27 jan, 2022 - 12:37 • Miguel Coelho
Os italianos estão a tentar eleger um novo Presidente. Desde segunda-feira, já houve três votações inconclusivas.
Porque é tão difícil escolher o Presidente em Itália?
Itália tem um sistema complicado de eleição presidencial. Não são os eleitores que escolhem, como acontece em Portugal, mas sim um colégio eleitoral de pouco mais de mil pessoas – mais exatamente, 1.008 – que são os chamados “grandes eleitores” (eram 1.009, mas um morreu esta semana).

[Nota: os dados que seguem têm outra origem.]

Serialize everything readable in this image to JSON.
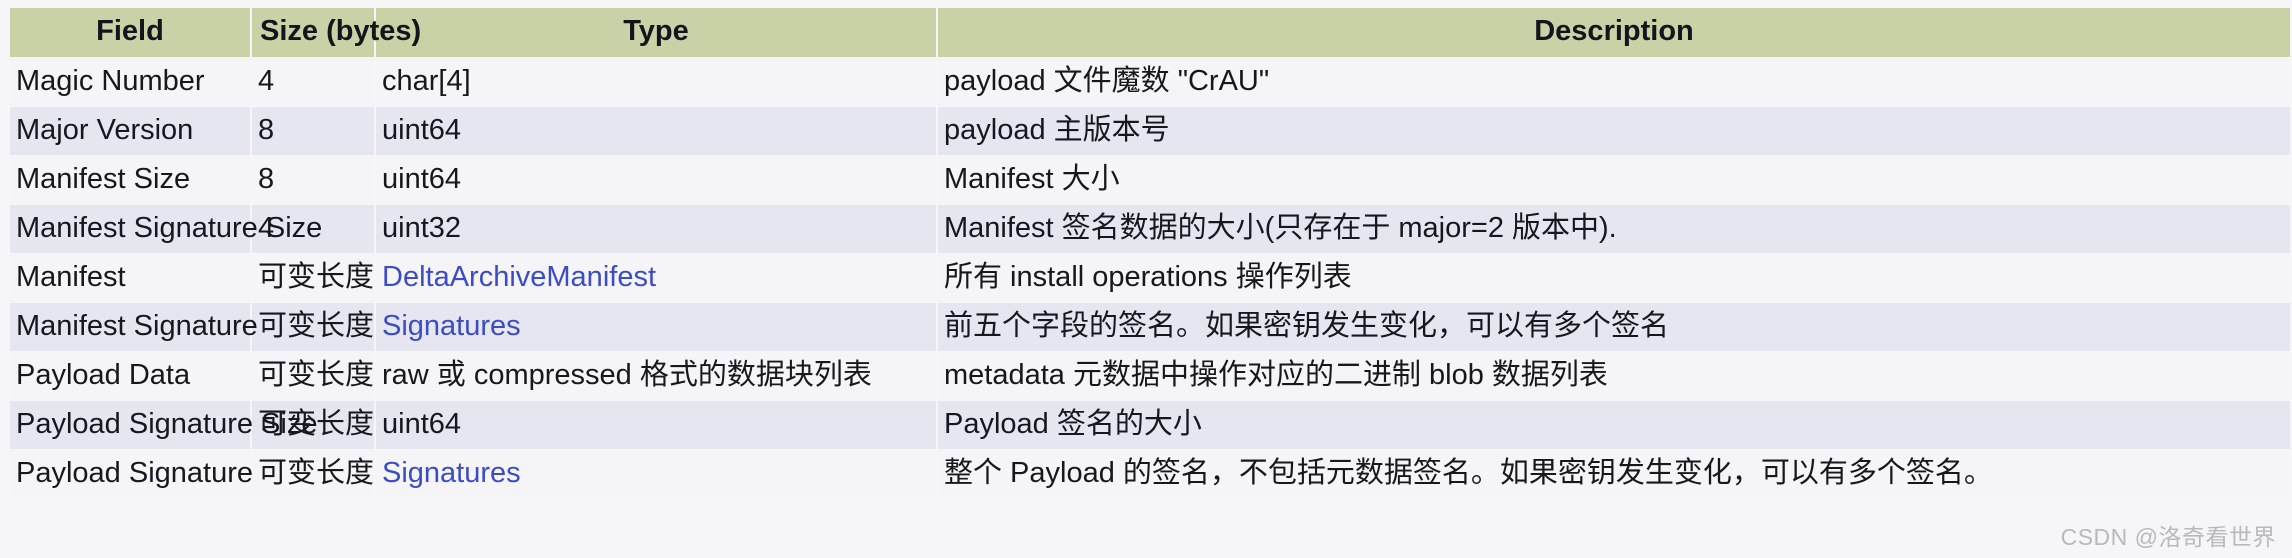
{
  "table": {
    "headers": [
      {
        "label": "Field",
        "key": "field"
      },
      {
        "label": "Size (bytes)",
        "key": "size"
      },
      {
        "label": "Type",
        "key": "type"
      },
      {
        "label": "Description",
        "key": "description"
      }
    ],
    "header_bg": "#c9d2a7",
    "row_bg_odd": "#f5f5f7",
    "row_bg_even": "#e5e6ef",
    "link_color": "#3c4cc4",
    "rows": [
      {
        "field": "Magic Number",
        "size": "4",
        "type": "char[4]",
        "type_is_link": false,
        "description": "payload 文件魔数 \"CrAU\""
      },
      {
        "field": "Major Version",
        "size": "8",
        "type": "uint64",
        "type_is_link": false,
        "description": "payload 主版本号"
      },
      {
        "field": "Manifest Size",
        "size": "8",
        "type": "uint64",
        "type_is_link": false,
        "description": "Manifest 大小"
      },
      {
        "field": "Manifest Signature Size",
        "size": "4",
        "type": "uint32",
        "type_is_link": false,
        "description": "Manifest 签名数据的大小(只存在于 major=2 版本中)."
      },
      {
        "field": "Manifest",
        "size": "可变长度",
        "type": "DeltaArchiveManifest",
        "type_is_link": true,
        "description": "所有 install operations 操作列表"
      },
      {
        "field": "Manifest Signature",
        "size": "可变长度",
        "type": "Signatures",
        "type_is_link": true,
        "description": "前五个字段的签名。如果密钥发生变化，可以有多个签名"
      },
      {
        "field": "Payload Data",
        "size": "可变长度",
        "type": "raw 或 compressed 格式的数据块列表",
        "type_is_link": false,
        "description": "metadata 元数据中操作对应的二进制 blob 数据列表"
      },
      {
        "field": "Payload Signature Size",
        "size": "可变长度",
        "type": "uint64",
        "type_is_link": false,
        "description": "Payload 签名的大小"
      },
      {
        "field": "Payload Signature",
        "size": "可变长度",
        "type": "Signatures",
        "type_is_link": true,
        "description": "整个 Payload 的签名，不包括元数据签名。如果密钥发生变化，可以有多个签名。"
      }
    ]
  },
  "watermark": {
    "text": "CSDN @洛奇看世界"
  }
}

São basicamente os senadores e os deputados e ainda 58 delegados das diferentes regiões italianas.
A dificuldade começa no facto de não haver candidatos designados à partida – o voto, que é secreto, pode ser em qualquer cidadão italiano com mais de 50 anos. Por isso, aparecem os nomes mais variados.

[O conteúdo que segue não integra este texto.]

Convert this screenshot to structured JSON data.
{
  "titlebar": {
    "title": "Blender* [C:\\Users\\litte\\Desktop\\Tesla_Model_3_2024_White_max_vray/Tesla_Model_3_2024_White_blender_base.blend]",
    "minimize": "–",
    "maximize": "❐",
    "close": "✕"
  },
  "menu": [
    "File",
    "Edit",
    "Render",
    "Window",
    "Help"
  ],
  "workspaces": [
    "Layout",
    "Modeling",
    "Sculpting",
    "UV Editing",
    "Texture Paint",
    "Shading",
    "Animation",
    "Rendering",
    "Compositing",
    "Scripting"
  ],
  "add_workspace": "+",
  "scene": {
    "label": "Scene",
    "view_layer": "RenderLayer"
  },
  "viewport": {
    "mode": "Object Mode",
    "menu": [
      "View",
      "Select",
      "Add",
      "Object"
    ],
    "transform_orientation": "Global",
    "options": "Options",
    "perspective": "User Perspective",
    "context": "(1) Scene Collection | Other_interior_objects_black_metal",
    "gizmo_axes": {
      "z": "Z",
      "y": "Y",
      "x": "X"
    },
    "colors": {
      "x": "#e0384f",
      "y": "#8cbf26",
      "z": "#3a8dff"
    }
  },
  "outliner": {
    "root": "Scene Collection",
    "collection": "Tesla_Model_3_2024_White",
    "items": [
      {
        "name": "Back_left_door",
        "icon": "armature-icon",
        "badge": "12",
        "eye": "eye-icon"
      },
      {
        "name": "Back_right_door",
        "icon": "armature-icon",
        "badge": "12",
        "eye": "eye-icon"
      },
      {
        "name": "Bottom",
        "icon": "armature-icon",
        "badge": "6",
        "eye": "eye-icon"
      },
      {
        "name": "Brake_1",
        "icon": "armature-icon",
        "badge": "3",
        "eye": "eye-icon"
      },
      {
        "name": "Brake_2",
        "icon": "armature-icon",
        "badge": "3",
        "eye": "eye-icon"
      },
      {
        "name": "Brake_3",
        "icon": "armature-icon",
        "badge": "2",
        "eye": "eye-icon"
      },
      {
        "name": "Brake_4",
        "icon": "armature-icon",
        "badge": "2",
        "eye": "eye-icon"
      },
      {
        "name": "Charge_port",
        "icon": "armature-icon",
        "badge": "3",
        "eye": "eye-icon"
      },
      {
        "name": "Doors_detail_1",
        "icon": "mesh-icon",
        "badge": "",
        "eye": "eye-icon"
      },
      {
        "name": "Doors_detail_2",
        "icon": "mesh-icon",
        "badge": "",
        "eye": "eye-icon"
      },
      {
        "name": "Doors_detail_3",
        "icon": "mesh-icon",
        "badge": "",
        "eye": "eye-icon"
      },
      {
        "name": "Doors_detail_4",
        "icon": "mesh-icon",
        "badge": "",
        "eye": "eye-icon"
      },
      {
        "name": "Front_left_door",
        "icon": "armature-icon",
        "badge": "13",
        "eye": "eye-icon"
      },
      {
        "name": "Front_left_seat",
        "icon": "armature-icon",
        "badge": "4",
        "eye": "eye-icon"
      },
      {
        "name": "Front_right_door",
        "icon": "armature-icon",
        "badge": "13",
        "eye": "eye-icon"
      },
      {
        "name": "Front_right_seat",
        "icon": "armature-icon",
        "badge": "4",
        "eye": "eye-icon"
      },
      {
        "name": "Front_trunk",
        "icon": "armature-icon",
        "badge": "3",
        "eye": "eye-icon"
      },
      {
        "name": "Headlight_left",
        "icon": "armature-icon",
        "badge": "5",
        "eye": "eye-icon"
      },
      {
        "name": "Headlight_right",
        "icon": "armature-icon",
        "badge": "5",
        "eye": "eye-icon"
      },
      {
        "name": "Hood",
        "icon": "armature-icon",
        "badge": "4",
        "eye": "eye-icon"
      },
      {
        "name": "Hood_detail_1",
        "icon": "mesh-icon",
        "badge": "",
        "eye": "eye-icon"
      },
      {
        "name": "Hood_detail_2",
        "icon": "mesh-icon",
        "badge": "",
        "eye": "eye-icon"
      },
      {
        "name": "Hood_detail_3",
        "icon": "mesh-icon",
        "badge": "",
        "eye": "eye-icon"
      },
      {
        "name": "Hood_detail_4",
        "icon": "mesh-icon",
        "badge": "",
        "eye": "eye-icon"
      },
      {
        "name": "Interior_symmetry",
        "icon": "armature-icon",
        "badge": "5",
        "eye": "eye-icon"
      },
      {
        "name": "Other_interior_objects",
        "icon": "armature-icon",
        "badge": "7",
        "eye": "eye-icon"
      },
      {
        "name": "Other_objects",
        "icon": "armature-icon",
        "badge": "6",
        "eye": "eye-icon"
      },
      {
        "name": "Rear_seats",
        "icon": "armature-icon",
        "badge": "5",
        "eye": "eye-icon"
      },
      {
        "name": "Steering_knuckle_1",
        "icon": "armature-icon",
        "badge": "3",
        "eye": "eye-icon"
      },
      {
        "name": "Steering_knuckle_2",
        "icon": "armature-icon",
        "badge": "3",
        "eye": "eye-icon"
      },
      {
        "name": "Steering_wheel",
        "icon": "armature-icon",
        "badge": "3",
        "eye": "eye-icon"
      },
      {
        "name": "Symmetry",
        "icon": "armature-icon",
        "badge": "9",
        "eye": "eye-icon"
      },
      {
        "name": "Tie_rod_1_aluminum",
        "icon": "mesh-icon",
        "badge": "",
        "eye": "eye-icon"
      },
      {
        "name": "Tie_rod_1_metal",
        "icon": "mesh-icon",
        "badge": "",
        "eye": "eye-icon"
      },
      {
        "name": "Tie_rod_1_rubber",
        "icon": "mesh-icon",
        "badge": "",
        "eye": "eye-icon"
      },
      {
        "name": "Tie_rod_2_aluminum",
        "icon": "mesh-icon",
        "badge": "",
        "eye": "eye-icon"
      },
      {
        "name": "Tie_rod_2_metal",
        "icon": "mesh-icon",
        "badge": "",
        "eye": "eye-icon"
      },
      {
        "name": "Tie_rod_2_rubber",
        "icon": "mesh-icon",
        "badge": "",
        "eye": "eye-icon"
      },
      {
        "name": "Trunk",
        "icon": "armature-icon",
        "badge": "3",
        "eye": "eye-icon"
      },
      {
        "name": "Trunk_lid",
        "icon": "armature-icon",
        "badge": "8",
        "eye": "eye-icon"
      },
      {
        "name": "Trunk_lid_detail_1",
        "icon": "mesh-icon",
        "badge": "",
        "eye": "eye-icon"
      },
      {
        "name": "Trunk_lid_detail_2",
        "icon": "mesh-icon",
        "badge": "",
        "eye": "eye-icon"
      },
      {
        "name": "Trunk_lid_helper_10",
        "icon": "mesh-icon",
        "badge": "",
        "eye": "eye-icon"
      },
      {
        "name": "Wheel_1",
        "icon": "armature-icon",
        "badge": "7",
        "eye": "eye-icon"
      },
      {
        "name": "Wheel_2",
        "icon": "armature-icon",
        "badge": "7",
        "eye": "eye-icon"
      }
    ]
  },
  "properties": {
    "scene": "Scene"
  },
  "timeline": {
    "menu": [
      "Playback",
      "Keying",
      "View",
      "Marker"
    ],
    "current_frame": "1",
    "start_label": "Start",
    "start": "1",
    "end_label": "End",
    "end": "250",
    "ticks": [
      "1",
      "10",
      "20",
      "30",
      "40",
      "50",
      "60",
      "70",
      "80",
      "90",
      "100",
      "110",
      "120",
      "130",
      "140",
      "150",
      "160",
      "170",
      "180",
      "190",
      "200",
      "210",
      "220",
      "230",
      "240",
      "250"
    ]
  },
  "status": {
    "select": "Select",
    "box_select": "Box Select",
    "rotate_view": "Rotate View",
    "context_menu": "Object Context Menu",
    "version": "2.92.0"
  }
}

Mas, pode ser, por exemplo, Andrea Bocelli?
Claro. Aliás, ao longo dos anos, já foram indicados nomes como os da atriz Sophia Loren, do futebolista Francesco Totti e até de um chefe da Máfia. No fundo, cada um vota em quem quer e, para complicar ainda mais, é necessária, nas três primeiras votações, uma maioria de dois terços para eleger o Presidente, o que faz com que seja altamente improvável que alguém consiga seja eleito nas primeiras voltas.
Alguma vez um Presidente italiano foi eleito na primeira votação?
Sim, já houve três ocasiões em que foi eleito logo à primeira. Mas isso só foi possível porque os principais partidos fizeram previamente um acordo para escolher o Presidente, o que na maior parte dos casos não acontece.
O que é mais frequente é o Presidente só ser eleito a partir da quarta volta, porque aí passa a ser suficiente uma maioria absoluta, ou seja, mais de metade dos votos. Foi o que aconteceu, por exemplo, com o atual Presidente, Sergio Mattarella.
E não há limite?
Não, as votações só acabam quando alguém conseguir uma maioria absoluta. A eleição mais longa foi em 1971, quando foram necessárias 23 voltas para eleger um Presidente. Mas, em 1992, foi preciso votar 16 vezes para eleger Oscar Luigi Scalfaro.
E desta vez, são precisas muitas votações?
Isso é sempre possível, mas o que se espera é que, a partir desta quinta-feira, o cenário fique mais claro, dado que acontece a tal quarta volta, a partir da qual basta maioria absoluta. E os partidos guardam para esta fase os nomes dos candidatos mais fortes. Não seria de excluir que, já numa das próximas votações, pudesse surgir “fumo branco”.
Como na eleição do Papa...
Sim, mas neste caso não há realmente fumo, ainda que o resto seja ao estilo da eleição do Papa. E, aliás, a residência oficial do Presidente italiano, o Palácio do Quirinal, já foi também residência papal, pelo que será daí que vem a inspiração.
Quem é apontado como candidato mais provável?
O candidato mais forte é o atual primeiro-ministro, Mario Draghi, que foi já também presidente do Banco Central Europeu e é uma figura muito prestigiada, que deu estabilidade política e económica a Itália.
Só que, se deixar a chefia do Governo, abre-se um novo problema, que é encontrar outro primeiro-ministro num quadro partidário muito fragmentado e onde os consensos são complicadíssimos.
E já se falou de Sílvio Berlusconi...
Esse era o maior desejo de Berlusconi, mas desistiu entretanto. Não só seria difícil que tivesse apoio maioritário, como já não é propriamente um jovem: já tem 85 anos e o mandato presidencial em Itália é de sete, o que o levaria até aos 92 anos. Além disso, está outra vez internado com complicações de saúde.
Então, se não for Draghi, não se sabe quem será...
Há vários nomes de que se fala, mas nenhum claramente consensual.
E não pode ser reeleito o atual Presidente?
Poderia, se quisesse, mas Sergio Mattarella também já tem 80 anos e garantiu que quer retirar-se. Apesar disso, na votação de quarta-feira, foi até ele quem obteve mais votos. E há quem diga que, em caso de impasse, pode mesmo ser Mattarella a ficar no cargo, ainda que não cumpra o mandato até ao fim. Há que esperar para ver.